The only thing Banjo-Tooie didn’t have going from it was timing. Nintendo released the game at the end of 2000 — near but not at the end of the N64’s lifespan. The Playstation 2 had been introduced earlier in the year and there were lots of rumblings about some new console from Microsoft called an X-something-or-other. While plenty of N64 and Rare fans flocked to the game, plenty of eyes were trained on Sony and Microsoft. Banjo-Tooie was a very well-received and acclaimed game, but it probably wasn’t as successful as it could have been had it been released earlier. For me, Banjo-Tooie was a rental because, at the time, it was either that or Majora’s Mask (the last N64 game I ever bought). Though I loved spending time with that crazy bear and bird, Majora’s Mask was definitely the better investment.

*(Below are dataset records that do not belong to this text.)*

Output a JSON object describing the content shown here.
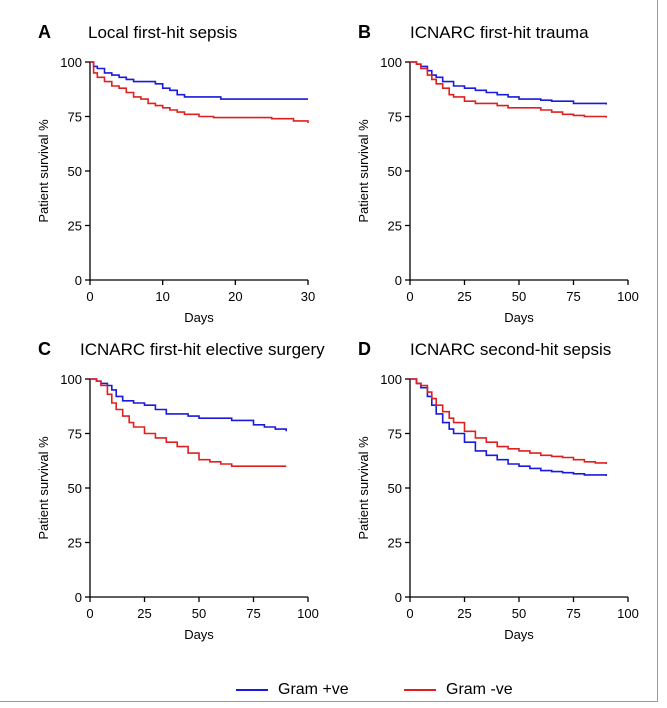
{
  "chart_data": [
    {
      "type": "line",
      "panel_letter": "A",
      "title": "Local first-hit sepsis",
      "xlabel": "Days",
      "ylabel": "Patient survival %",
      "xlim": [
        0,
        30
      ],
      "ylim": [
        0,
        100
      ],
      "xticks": [
        0,
        10,
        20,
        30
      ],
      "yticks": [
        0,
        25,
        50,
        75,
        100
      ],
      "series": [
        {
          "name": "Gram +ve",
          "color": "#1a1adc",
          "x": [
            0,
            0.5,
            1,
            2,
            3,
            4,
            5,
            6,
            7,
            8,
            9,
            10,
            11,
            12,
            13,
            15,
            18,
            20,
            25,
            30
          ],
          "y": [
            100,
            98,
            97,
            95,
            94,
            93,
            92,
            91,
            91,
            91,
            90,
            88,
            87,
            85,
            84,
            84,
            83,
            83,
            83,
            83
          ]
        },
        {
          "name": "Gram -ve",
          "color": "#e02020",
          "x": [
            0,
            0.5,
            1,
            2,
            3,
            4,
            5,
            6,
            7,
            8,
            9,
            10,
            11,
            12,
            13,
            15,
            17,
            20,
            25,
            28,
            30
          ],
          "y": [
            100,
            95,
            93,
            91,
            89,
            88,
            86,
            84,
            83,
            81,
            80,
            79,
            78,
            77,
            76,
            75,
            74.5,
            74.5,
            74,
            73,
            72
          ]
        }
      ]
    },
    {
      "type": "line",
      "panel_letter": "B",
      "title": "ICNARC first-hit trauma",
      "xlabel": "Days",
      "ylabel": "Patient survival %",
      "xlim": [
        0,
        100
      ],
      "ylim": [
        0,
        100
      ],
      "xticks": [
        0,
        25,
        50,
        75,
        100
      ],
      "yticks": [
        0,
        25,
        50,
        75,
        100
      ],
      "series": [
        {
          "name": "Gram +ve",
          "color": "#1a1adc",
          "x": [
            0,
            3,
            5,
            8,
            10,
            12,
            15,
            20,
            25,
            30,
            35,
            40,
            45,
            50,
            55,
            60,
            65,
            70,
            75,
            80,
            85,
            90
          ],
          "y": [
            100,
            99,
            98,
            96,
            94,
            93,
            91,
            89,
            88,
            87,
            86,
            85,
            84,
            83,
            83,
            82.5,
            82,
            82,
            81,
            81,
            81,
            80.5
          ]
        },
        {
          "name": "Gram -ve",
          "color": "#e02020",
          "x": [
            0,
            3,
            5,
            8,
            10,
            12,
            15,
            18,
            20,
            25,
            30,
            35,
            40,
            45,
            50,
            55,
            60,
            65,
            70,
            75,
            80,
            85,
            90
          ],
          "y": [
            100,
            99,
            97,
            94,
            92,
            90,
            88,
            85,
            84,
            82,
            81,
            81,
            80,
            79,
            79,
            79,
            78,
            77,
            76,
            75.5,
            75,
            75,
            74.5
          ]
        }
      ]
    },
    {
      "type": "line",
      "panel_letter": "C",
      "title": "ICNARC first-hit elective surgery",
      "xlabel": "Days",
      "ylabel": "Patient survival %",
      "xlim": [
        0,
        100
      ],
      "ylim": [
        0,
        100
      ],
      "xticks": [
        0,
        25,
        50,
        75,
        100
      ],
      "yticks": [
        0,
        25,
        50,
        75,
        100
      ],
      "series": [
        {
          "name": "Gram +ve",
          "color": "#1a1adc",
          "x": [
            0,
            3,
            5,
            8,
            10,
            12,
            15,
            20,
            25,
            30,
            35,
            40,
            45,
            50,
            55,
            60,
            65,
            70,
            75,
            80,
            85,
            90
          ],
          "y": [
            100,
            99,
            98,
            97,
            95,
            92,
            90,
            89,
            88,
            86,
            84,
            84,
            83,
            82,
            82,
            82,
            81,
            81,
            79,
            78,
            77,
            76
          ]
        },
        {
          "name": "Gram -ve",
          "color": "#e02020",
          "x": [
            0,
            3,
            5,
            8,
            10,
            12,
            15,
            18,
            20,
            25,
            30,
            35,
            40,
            45,
            50,
            55,
            60,
            65,
            70,
            75,
            80,
            85,
            90
          ],
          "y": [
            100,
            99,
            97,
            93,
            89,
            86,
            83,
            80,
            78,
            75,
            73,
            71,
            69,
            66,
            63,
            62,
            61,
            60,
            60,
            60,
            60,
            60,
            60
          ]
        }
      ]
    },
    {
      "type": "line",
      "panel_letter": "D",
      "title": "ICNARC second-hit sepsis",
      "xlabel": "Days",
      "ylabel": "Patient survival %",
      "xlim": [
        0,
        100
      ],
      "ylim": [
        0,
        100
      ],
      "xticks": [
        0,
        25,
        50,
        75,
        100
      ],
      "yticks": [
        0,
        25,
        50,
        75,
        100
      ],
      "series": [
        {
          "name": "Gram +ve",
          "color": "#1a1adc",
          "x": [
            0,
            3,
            5,
            8,
            10,
            12,
            15,
            18,
            20,
            25,
            30,
            35,
            40,
            45,
            50,
            55,
            60,
            65,
            70,
            75,
            80,
            85,
            90
          ],
          "y": [
            100,
            98,
            96,
            92,
            88,
            84,
            80,
            77,
            75,
            71,
            67,
            65,
            63,
            61,
            60,
            59,
            58,
            57.5,
            57,
            56.5,
            56,
            56,
            55.5
          ]
        },
        {
          "name": "Gram -ve",
          "color": "#e02020",
          "x": [
            0,
            3,
            5,
            8,
            10,
            12,
            15,
            18,
            20,
            25,
            30,
            35,
            40,
            45,
            50,
            55,
            60,
            65,
            70,
            75,
            80,
            85,
            90
          ],
          "y": [
            100,
            98,
            97,
            94,
            91,
            88,
            85,
            82,
            80,
            76,
            73,
            71,
            69,
            68,
            67,
            66,
            65,
            64.5,
            64,
            63,
            62,
            61.5,
            61
          ]
        }
      ]
    }
  ],
  "legend": {
    "items": [
      {
        "label": "Gram +ve",
        "color": "#1a1adc"
      },
      {
        "label": "Gram -ve",
        "color": "#e02020"
      }
    ]
  }
}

Over a decade later, Banjo-Kazooie and Banjo-Tooie remain immensely fun and playable 3D platformers. If you haven’t played either of these games, I’d at least recommend getting to Banjo-Kazooie before, y’know, the end of days and all that; but Banjo-Tooie is just as good, if not a little better. Banjo-Tooie also offered local multiplayer (is this function still available in its emulations?), so if you ever wanted to play as a member of this cavalcade of awesome Rare characters, Banjo-Tooie is this game is for you.